The study enrolled 291 patients of whom 284 completed therapy. The only serious adverse events in the trial included one case of mastoiditis and one of pneumonia in the placebo arm. There was an increased incidence of diarrhea, diaper rash and thrush in the antibiotic treated group. Although the overall protocol-defined time to resolution of symptoms did not differ between groups, the antibiotic group did have a significantly faster rate of durable resolution of symptoms (symptoms resolved over two questioning periods = 24 hours) than the placebo group.  23% of placebo treated patients were clinical failures compared to 3% of antibiotic treated subjects at the on therapy visit (within 72 hours).   16% of antibiotic-treated patients and 51% of placebo patients were failures at end of therapy (7 days).  These data establish a treatment effect of 11% during the first 72 hours and 35% during the 7 days of therapy. The latter number should establish a reasonable NI margin for non-inferiority trials in otitis media with an endpoint of 7 days. Although not powered for this result, it is possible if not likely that antibiotics would prevent complications such as mastoiditis and pneumonia in patients with AOM. Since this study is contemporary, there is little justification for the usual discounting in defining the NI margin for a non-inferiority trial as usually practiced by the FDA. A 10% margin seems justified and reasonable.

Hopefully, this should be the last placebo-controlled trial needed for acute otitis media in young children.  The data show that when this diagnosis is established carefully, even in the absence of clear microbiological culture confirmation (which would have required puncture of the ear drum for culture), antibiotic therapy is superior to placebo.  It also confirms what most parents already knew – that symptoms resolve more quickly and completely when antibiotics are given than when they are withheld.  One plausible and likely explanation for the failure of previous trials to show a difference between antibiotic therapy and placebo in acute otitis media is the lack of a clear and consistent diagnosis using tympanography.
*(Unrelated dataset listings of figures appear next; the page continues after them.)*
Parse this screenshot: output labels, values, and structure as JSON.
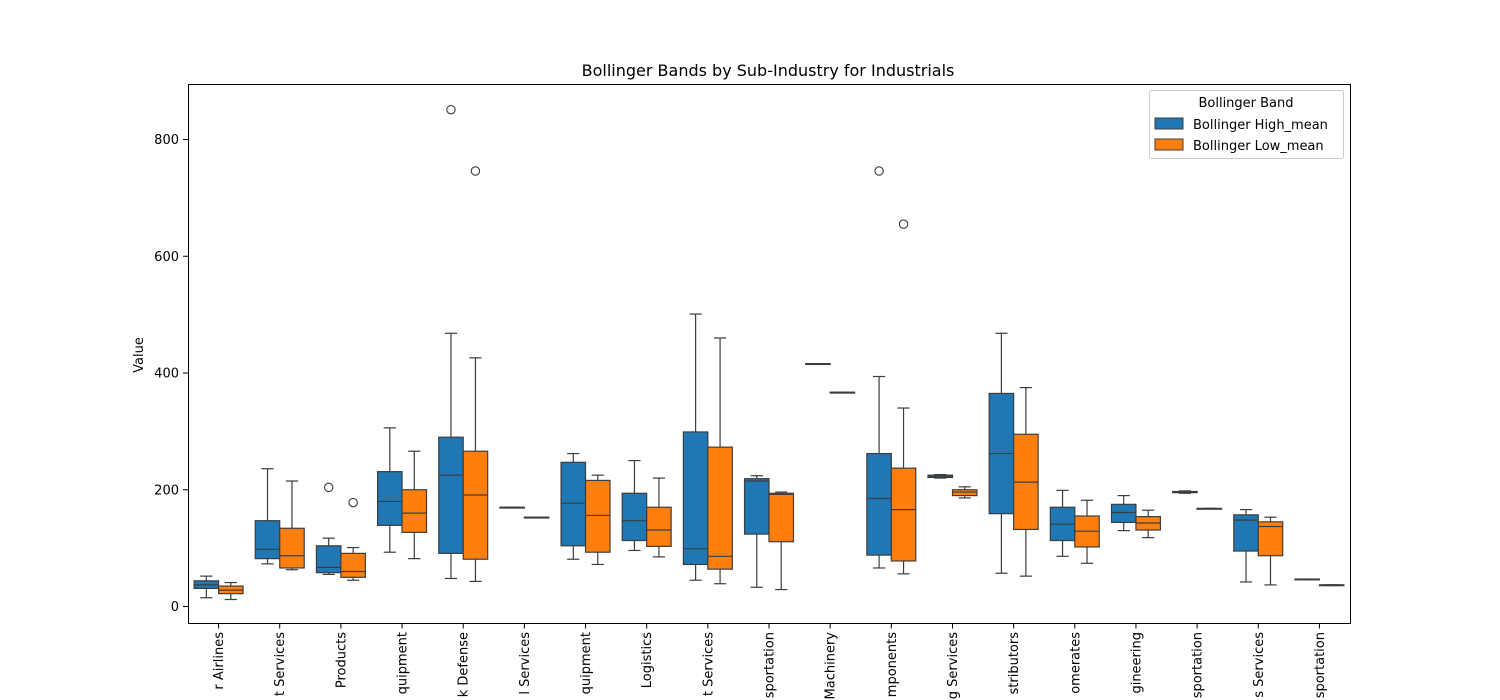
{
  "chart_data": {
    "type": "box",
    "title": "Bollinger Bands by Sub-Industry for Industrials",
    "xlabel": "",
    "ylabel": "Value",
    "ylim": [
      -25,
      890
    ],
    "yticks": [
      0,
      200,
      400,
      600,
      800
    ],
    "grid": false,
    "legend": {
      "title": "Bollinger Band",
      "placement": "top-right"
    },
    "categories": [
      "Passenger Airlines",
      "Environmental & Facilities Services",
      "Building Products",
      "Construction Machinery & Heavy Transportation Equipment",
      "Aerospace & Defense",
      "Human Resource & Employment Services",
      "Electrical Components & Equipment",
      "Air Freight & Logistics",
      "Research & Consulting Services",
      "Cargo Ground Transportation",
      "Agricultural & Farm Machinery",
      "Electrical Components",
      "Data Processing & Outsourced Services",
      "Trading Companies & Distributors",
      "Industrial Conglomerates",
      "Construction & Engineering",
      "Rail Transportation",
      "Diversified Support Services",
      "Marine Transportation"
    ],
    "visible_tick_labels": [
      "r Airlines",
      "t Services",
      "Products",
      "quipment",
      "k Defense",
      "l Services",
      "quipment",
      "Logistics",
      "t Services",
      "sportation",
      "Machinery",
      "mponents",
      "g Services",
      "stributors",
      "omerates",
      "gineering",
      "sportation",
      "s Services",
      "sportation"
    ],
    "series": [
      {
        "name": "Bollinger High_mean",
        "color": "#1f77b4",
        "boxes": [
          {
            "whislo": 15,
            "q1": 31,
            "med": 37,
            "q3": 44,
            "whishi": 52,
            "fliers": []
          },
          {
            "whislo": 73,
            "q1": 82,
            "med": 98,
            "q3": 147,
            "whishi": 236,
            "fliers": []
          },
          {
            "whislo": 55,
            "q1": 58,
            "med": 67,
            "q3": 104,
            "whishi": 117,
            "fliers": [
              204
            ]
          },
          {
            "whislo": 93,
            "q1": 139,
            "med": 180,
            "q3": 231,
            "whishi": 306,
            "fliers": []
          },
          {
            "whislo": 48,
            "q1": 91,
            "med": 225,
            "q3": 290,
            "whishi": 468,
            "fliers": [
              851
            ]
          },
          {
            "whislo": 170,
            "q1": 170,
            "med": 170,
            "q3": 170,
            "whishi": 170,
            "fliers": []
          },
          {
            "whislo": 81,
            "q1": 104,
            "med": 177,
            "q3": 247,
            "whishi": 262,
            "fliers": []
          },
          {
            "whislo": 96,
            "q1": 113,
            "med": 147,
            "q3": 194,
            "whishi": 250,
            "fliers": []
          },
          {
            "whislo": 45,
            "q1": 72,
            "med": 99,
            "q3": 299,
            "whishi": 501,
            "fliers": []
          },
          {
            "whislo": 33,
            "q1": 124,
            "med": 215,
            "q3": 219,
            "whishi": 224,
            "fliers": []
          },
          {
            "whislo": 416,
            "q1": 416,
            "med": 416,
            "q3": 416,
            "whishi": 416,
            "fliers": []
          },
          {
            "whislo": 66,
            "q1": 88,
            "med": 185,
            "q3": 262,
            "whishi": 394,
            "fliers": [
              746
            ]
          },
          {
            "whislo": 220,
            "q1": 221,
            "med": 223,
            "q3": 225,
            "whishi": 226,
            "fliers": []
          },
          {
            "whislo": 57,
            "q1": 159,
            "med": 262,
            "q3": 365,
            "whishi": 468,
            "fliers": []
          },
          {
            "whislo": 86,
            "q1": 113,
            "med": 141,
            "q3": 170,
            "whishi": 199,
            "fliers": []
          },
          {
            "whislo": 130,
            "q1": 144,
            "med": 161,
            "q3": 175,
            "whishi": 190,
            "fliers": []
          },
          {
            "whislo": 194,
            "q1": 195,
            "med": 196,
            "q3": 197,
            "whishi": 198,
            "fliers": []
          },
          {
            "whislo": 42,
            "q1": 95,
            "med": 148,
            "q3": 157,
            "whishi": 166,
            "fliers": []
          },
          {
            "whislo": 47,
            "q1": 47,
            "med": 47,
            "q3": 47,
            "whishi": 47,
            "fliers": []
          }
        ]
      },
      {
        "name": "Bollinger Low_mean",
        "color": "#ff7f0e",
        "boxes": [
          {
            "whislo": 12,
            "q1": 22,
            "med": 28,
            "q3": 35,
            "whishi": 41,
            "fliers": []
          },
          {
            "whislo": 63,
            "q1": 66,
            "med": 87,
            "q3": 134,
            "whishi": 215,
            "fliers": []
          },
          {
            "whislo": 45,
            "q1": 50,
            "med": 60,
            "q3": 91,
            "whishi": 101,
            "fliers": [
              178
            ]
          },
          {
            "whislo": 82,
            "q1": 127,
            "med": 160,
            "q3": 200,
            "whishi": 266,
            "fliers": []
          },
          {
            "whislo": 43,
            "q1": 81,
            "med": 191,
            "q3": 266,
            "whishi": 426,
            "fliers": [
              746
            ]
          },
          {
            "whislo": 153,
            "q1": 153,
            "med": 153,
            "q3": 153,
            "whishi": 153,
            "fliers": []
          },
          {
            "whislo": 72,
            "q1": 93,
            "med": 156,
            "q3": 216,
            "whishi": 225,
            "fliers": []
          },
          {
            "whislo": 85,
            "q1": 103,
            "med": 131,
            "q3": 170,
            "whishi": 220,
            "fliers": []
          },
          {
            "whislo": 39,
            "q1": 64,
            "med": 86,
            "q3": 273,
            "whishi": 460,
            "fliers": []
          },
          {
            "whislo": 29,
            "q1": 111,
            "med": 192,
            "q3": 194,
            "whishi": 196,
            "fliers": []
          },
          {
            "whislo": 367,
            "q1": 367,
            "med": 367,
            "q3": 367,
            "whishi": 367,
            "fliers": []
          },
          {
            "whislo": 56,
            "q1": 78,
            "med": 166,
            "q3": 237,
            "whishi": 340,
            "fliers": [
              655
            ]
          },
          {
            "whislo": 186,
            "q1": 190,
            "med": 196,
            "q3": 200,
            "whishi": 205,
            "fliers": []
          },
          {
            "whislo": 52,
            "q1": 132,
            "med": 213,
            "q3": 295,
            "whishi": 375,
            "fliers": []
          },
          {
            "whislo": 74,
            "q1": 102,
            "med": 129,
            "q3": 155,
            "whishi": 182,
            "fliers": []
          },
          {
            "whislo": 118,
            "q1": 131,
            "med": 143,
            "q3": 154,
            "whishi": 165,
            "fliers": []
          },
          {
            "whislo": 168,
            "q1": 168,
            "med": 168,
            "q3": 168,
            "whishi": 168,
            "fliers": []
          },
          {
            "whislo": 37,
            "q1": 87,
            "med": 137,
            "q3": 145,
            "whishi": 153,
            "fliers": []
          },
          {
            "whislo": 37,
            "q1": 37,
            "med": 37,
            "q3": 37,
            "whishi": 37,
            "fliers": []
          }
        ]
      }
    ]
  }
}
The current FDA and EMEA guidances require that placebo controlled trials be used to study the efficacy of antibiotics in acute otitis media.  The data provided by this NIH-sponsored trial belie the basis for the regulatory guidance by demonstrating a clear antibiotic effect.  Where do we go from here?  Is there a sponsor out there who would like to rediscuss phase 3 trial design with the FDA or EMEA?  Sanofi-Aventis?